We now hear from Jeff Davis, Leah Keith-Houle, Sammy Breeden, a.k.a. the “US Cavalry” from Red Bank High School in Chattanooga, Tennessee who came in and shoved Urban #MapLesotho closer to completion last Tuesday.
The Mapathon for Lesotho was an overall success, even after some unforeseen difficulties.
The fun started on Monday in GIS, OSM class. Students were tasked with preparing for Friday. This included involving students from all around the school in multiple classes. Once the semantics of who, where, and when were decided, students were put to work scouting Lesotho, setting up Skype and Google Hangouts calls to people around the world and so on. After a few setbacks, these were finally ready for Friday. Elsewhere, other students checked computers and made instructional Power Points for the new recruits that were to map with the veterans overseeing and mapping along side. Reporters for school news and yearbook were called, along with actual news reporters, all of whom wanted to catch a glimpse of the global effort. Leah Keith’s classroom took on a visage of work and bustle akin to the North Pole’s elves preparing for Christmas.
Unfortunately, not everything can always go as planned. By 1:45 Friday afternoon, a wet snow had kicked up; more like slow, white rain, as it melted upon hitting the ground. 9:00 that evening had a two hour delay planned for school the next day from central office. That was fine. Students could still map and connecting with Ireland wouldn’t happen until later in the day anyways. By 5:39 the next morning school was called off completely. The wet snow had frozen over the roads, causing thick sheets of black ice that made driving challenging at best and impossible at worst.
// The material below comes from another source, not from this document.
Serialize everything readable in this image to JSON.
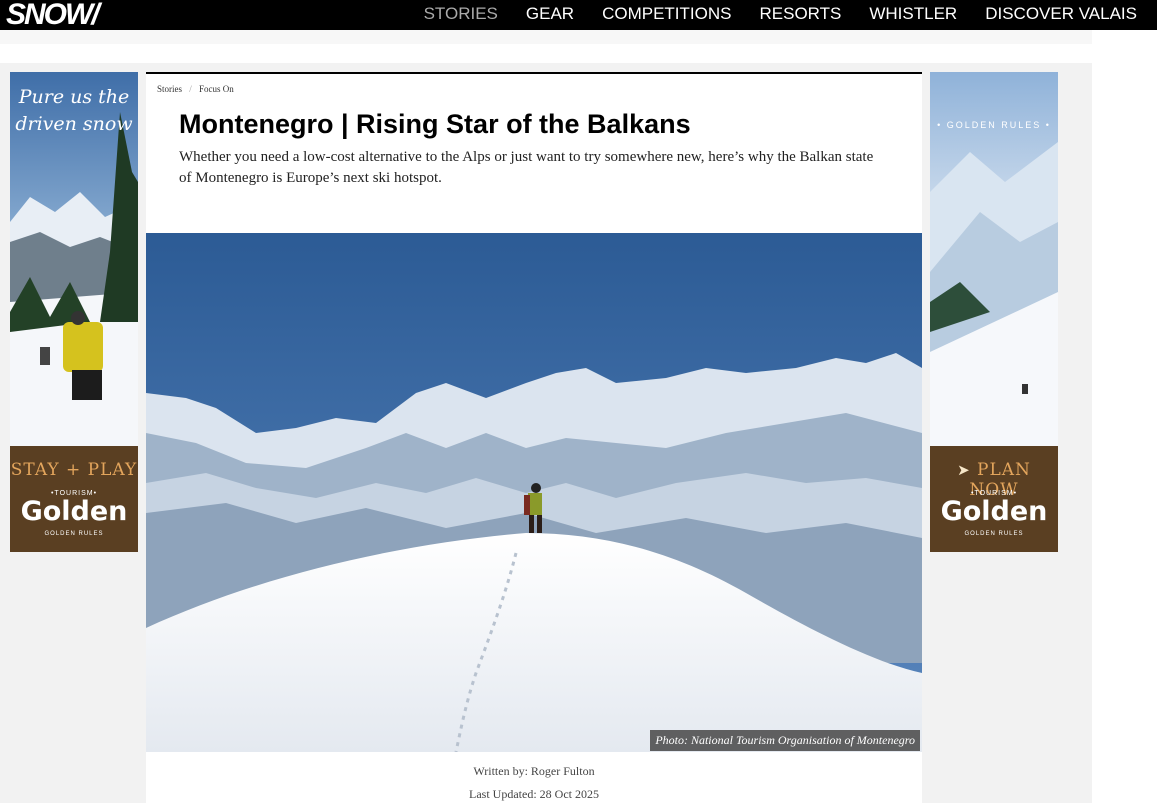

The intrepid teacher, Leah Keith, braved the ice to arrive at Red Bank High School in spite of the cancellation. She mapped 637 houses and another 400 or so in tandem with Randall Hale, one of the School’s mapping correspondents.
The dejected students arrived at school the following Tuesday, after a National Holiday. For all of Tuesday, students furtively mapped, trying to make up for lost time. In the end, Red Bank High School contributed a total of 9,234 edits, averaging at about three houses per edit.
Students feel that this was a worthwhile effort, glad they could “help people in any way possible.” The majority of students wished that they had been here on Friday for the social and connected aspect of the project, but still were happy about what they had contributed. “At this point, doing stuff like this feels second nature. Helping people is just something we do a lot in this class,” one student comments.